Researchers Find Common Ground for Water and Land Process Modeling
Water models talk topography, land surface models talk grids. Choosing a common language was important, according to researchers at Pacific Northwest National Laboratory, because land surface models must also represent hydrology in Earth system modeling. To simulate water runoff and river flow, the team showed that dividing the area into units based on subbasins defined by topography—the computational unit used by water models—makes land surface models more robust across different spatial resolutions versus the uniform grid-based units.
“By comparing the two methods in a widely used land model coupled with a river transport model, the subbasin approach more realistically simulated the water systems through the land,” said principal investigator and PNNL atmospheric scientist Dr. Ruby Leung. “This research reveals how important it is to restructure land models to represent spatial heterogeneity for more robust runoff and streamflow simulations in Earth system models.”

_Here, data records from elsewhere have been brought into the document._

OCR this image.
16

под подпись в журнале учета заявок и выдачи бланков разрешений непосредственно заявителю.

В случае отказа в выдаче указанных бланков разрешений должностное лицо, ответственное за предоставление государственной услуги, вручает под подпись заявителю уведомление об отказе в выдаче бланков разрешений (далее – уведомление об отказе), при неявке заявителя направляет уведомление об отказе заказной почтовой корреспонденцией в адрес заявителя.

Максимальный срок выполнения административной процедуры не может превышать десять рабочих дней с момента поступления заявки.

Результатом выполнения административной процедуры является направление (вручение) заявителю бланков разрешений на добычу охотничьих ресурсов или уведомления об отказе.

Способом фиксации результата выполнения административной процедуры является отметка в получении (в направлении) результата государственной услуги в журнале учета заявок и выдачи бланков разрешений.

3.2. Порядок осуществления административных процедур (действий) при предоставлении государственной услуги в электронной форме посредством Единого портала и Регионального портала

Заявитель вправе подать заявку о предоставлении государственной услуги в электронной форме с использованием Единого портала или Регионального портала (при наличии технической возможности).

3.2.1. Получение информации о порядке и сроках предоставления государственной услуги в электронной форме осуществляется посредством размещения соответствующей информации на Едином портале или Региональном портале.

Topography has a dominant control on processes that determine freshwater supply. Traditionally, hydrologic models are designed to represent the variety of hydrologic processes within computational units defined by topographic boundary of watersheds or subbasins. However, land surface models generally define their computational units using simple rectangular grids to facilitate exchanges with atmospheric models that share the same grids.
To understand the scalability of both, the PNNL researchers implemented the subbasin approach in the Community Land Model (CLM) coupled with the Model for Scale Adaptive River Transport (MOSART) for comparison with the model’s current grid-based approach.
They performed simulations in the large river basins with diverse climate and hydrology using model resolutions ranging from 1/8 to 1 degree. For each approach, they evaluated the differences between the coarser resolution hydrologic simulations and the simulations at the highest resolution of 1/8 degree. They found the coarser resolution simulations using the subbasin approach approached the high-resolution simulations faster and more consistently as resolution increases than simulations using the grid-based approach.
Their in-depth analysis showed that the scalability advantages of the subbasin approach are related to a combination of improved atmospheric forcing and consistency of runoff generation and the routing processes across spatial resolutions.
Water, land, air. Scientists develop numerical models to simulate how these systems operate and use them to predict how the systems respond to natural and human-caused changes. Testing “what ifs” is complicated by modeling results that change with the size of the computational grids, which is limited by the available computational horsepower. Researchers are striving for the most system complexity possible. Faithfully simulating water system processes requires allegiance to topography, those divisions of landscape such as mountains, valleys, and land cover. These are the natural boundaries that influence the water system’s response to climate change.
By adopting computational units based on the natural boundaries scientists tag as subbasins the researchers solved an important challenge and enabled hydrologic processes to be more robustly simulated across a range of model resolutions. Their findings also facilitate understanding of the many processes that control freshwater supply. This research shows the way to more robust water system simulations at regional and global resolutions.
Representing spatial heterogeneity and lateral land surface processes is important for simulating surface energy and water exchanges in Earth system models. Researchers, led by Department of Energy Scientists at Pacific Northwest National Laboratory, developed a subbasin-based framework in which subbasins are represented on a pseudo-grid matrix in the Community Land Model (CLM), which is the land component of the Community Earth System Model (CESM). Lateral routing of water within and between subbasins was simulated with the subbasin version of a recently developed physically based routing model, the Model for Scale Adaptive River Transport (MOSART). They tested the framework in the topographically and climatically contrasting regions of the U.S. Pacific Northwest and Midwest and compared it to the traditional use of regular grids. The relative merits of the two modeling frameworks were evaluated based on their scalability (i.e., ability to perform consistently across spatial resolutions) in simulating streamflow. Comparison of the two frameworks at the finest spatial resolution showed that small difference between the averaged forcing could lead to larger difference in the simulated runoff and streamflow because of nonlinear processes. They conducted more systematic comparisons using statistical metrics calculated between each coarse resolution and the corresponding 0.125° resolution simulations which showed superior scalability in simulating both peak and mean streamflow for the subbasin-based over the grid-based modeling framework. The analysis showed that the subbasin approach scalability advantages are driven by a combination of improved consistency in runoff generation and the routing processes across spatial resolutions.
The U.S. Department of Energy Biological and Environmental Research supported this research as part of the Earth System Modeling Program, Regional and Global Climate Modeling Program, and Integrated Assessment Research Program. Development of input data and the CLM and MOSART simulations received support from the PNNL’s Platform for Regional Integrated Modeling and Analysis (PRIMA) initiative, a Laboratory Directed Research and Development program.